Without policy grounded in scientific findings, analysts,
advocates and legislators would be left with a mere tautology
to justify continuation of a policy in which failed policies
are used to justify their perpetuation.
Science, like policy, is also a social pursuit, and scientists
are also subject to prejudice and unscientific bias.(2) This,
Stephen J. Gould argues, makes the examination of the basis
for scientific assertions essential to the application of
science to public policy. Gould examined the scientific basis
for the use of intelligence tests to determine human fitness
for reproduction and other social activity or opportunity,
and presents a classic case study in mistaking a correlation
between two social phenomena as a causal relationship. One
influence confounding scientific analysis in the research
Gould reexamined was racism.
According to the U.S. Congress Office of Technology Assessment:
"Historically, racial and ethnic minorities have been
linked with, and often blamed for, many of the substance abuse
problems within the United States."(3)
OTA provides five examples of drugs and discrimination
in U.S. history. In 1850 Irish immigrants were blamed for
widespread problems with whiskey in Boston. In the 1880's
Chinese immigrants in San Francisco were blamed for widespread,
recreational opium use. In Ohio circa 1882 German immigrants
were denounced by the state's governor as "sabbath breakers,
criminals, and free thinkers" on account of their lively beer-garden
Sunday meetings. (4) In the Southwest during the 1930's "anxiety
over competition for jobs shifted to wildly exaggerated fears
of the effects of marijuana use customary among Mexicans."(5)

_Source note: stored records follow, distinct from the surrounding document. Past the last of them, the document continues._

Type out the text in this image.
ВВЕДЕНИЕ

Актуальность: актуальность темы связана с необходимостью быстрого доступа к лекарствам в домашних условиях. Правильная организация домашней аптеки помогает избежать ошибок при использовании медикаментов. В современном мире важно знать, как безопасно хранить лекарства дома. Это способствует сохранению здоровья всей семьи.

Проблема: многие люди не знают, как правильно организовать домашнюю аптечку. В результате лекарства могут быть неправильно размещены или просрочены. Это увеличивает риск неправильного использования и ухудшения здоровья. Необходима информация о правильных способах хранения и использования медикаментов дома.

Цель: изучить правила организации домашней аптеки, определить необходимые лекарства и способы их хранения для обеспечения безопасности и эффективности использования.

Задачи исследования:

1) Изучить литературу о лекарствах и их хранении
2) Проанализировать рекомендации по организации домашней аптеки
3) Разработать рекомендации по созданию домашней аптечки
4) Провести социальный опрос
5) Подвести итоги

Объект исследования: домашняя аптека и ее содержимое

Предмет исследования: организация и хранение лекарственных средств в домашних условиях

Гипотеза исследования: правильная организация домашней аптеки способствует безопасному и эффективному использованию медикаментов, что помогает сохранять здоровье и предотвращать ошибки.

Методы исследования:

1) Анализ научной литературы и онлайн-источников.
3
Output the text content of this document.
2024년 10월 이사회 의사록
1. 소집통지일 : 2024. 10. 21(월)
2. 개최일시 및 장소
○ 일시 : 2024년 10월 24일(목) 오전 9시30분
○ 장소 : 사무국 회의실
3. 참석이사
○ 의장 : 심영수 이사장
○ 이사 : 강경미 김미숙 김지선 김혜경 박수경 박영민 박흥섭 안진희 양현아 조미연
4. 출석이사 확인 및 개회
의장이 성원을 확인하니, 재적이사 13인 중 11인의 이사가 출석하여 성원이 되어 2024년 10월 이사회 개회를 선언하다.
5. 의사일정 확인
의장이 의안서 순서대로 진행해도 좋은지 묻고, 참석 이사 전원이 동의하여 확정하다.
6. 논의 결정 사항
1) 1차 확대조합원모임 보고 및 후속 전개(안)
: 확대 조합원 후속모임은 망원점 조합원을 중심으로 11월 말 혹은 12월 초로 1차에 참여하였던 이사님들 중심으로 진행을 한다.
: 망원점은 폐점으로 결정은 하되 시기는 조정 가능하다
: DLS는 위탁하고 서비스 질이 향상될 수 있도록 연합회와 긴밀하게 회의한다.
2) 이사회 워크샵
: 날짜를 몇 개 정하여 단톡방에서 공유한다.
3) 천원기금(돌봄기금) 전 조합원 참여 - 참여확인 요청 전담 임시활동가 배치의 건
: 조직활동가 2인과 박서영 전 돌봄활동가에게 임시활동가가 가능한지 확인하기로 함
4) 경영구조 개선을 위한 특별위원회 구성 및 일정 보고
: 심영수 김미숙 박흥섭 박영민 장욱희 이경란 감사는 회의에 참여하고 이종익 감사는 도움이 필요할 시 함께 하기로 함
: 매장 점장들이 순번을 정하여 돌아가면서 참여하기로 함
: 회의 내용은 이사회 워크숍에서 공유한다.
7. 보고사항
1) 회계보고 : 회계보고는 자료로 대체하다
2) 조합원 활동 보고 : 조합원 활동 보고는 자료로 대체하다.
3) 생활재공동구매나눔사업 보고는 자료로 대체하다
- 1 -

Finally, in the early 1990's, OTA points out that police forces
are mostly white, and that inner-city residents are mostly
African-American; the drug arrest rates for the inner cities
far exceed the rates for suburban areas. Further evidence
of the racist assumptions which form the historical basis
for contemporary marijuana prohibition is presented by University
of Virginia Law School Professor Richard Bonnie in a book
on the history of marijuana prohibition in the U.S.(6) In
this historical context, attempts to blame teenage marijuana
use on a notorious and evil pro-drug conspiracy consisting
of the pro-pot media, rock musicians, drug paraphernalia merchants,
and advocates of marijuana law reform (7) appears to be yet
another example of a prejudicial, knee-jerk rush to blame
complex social problems on unpopular or misrepresented groups.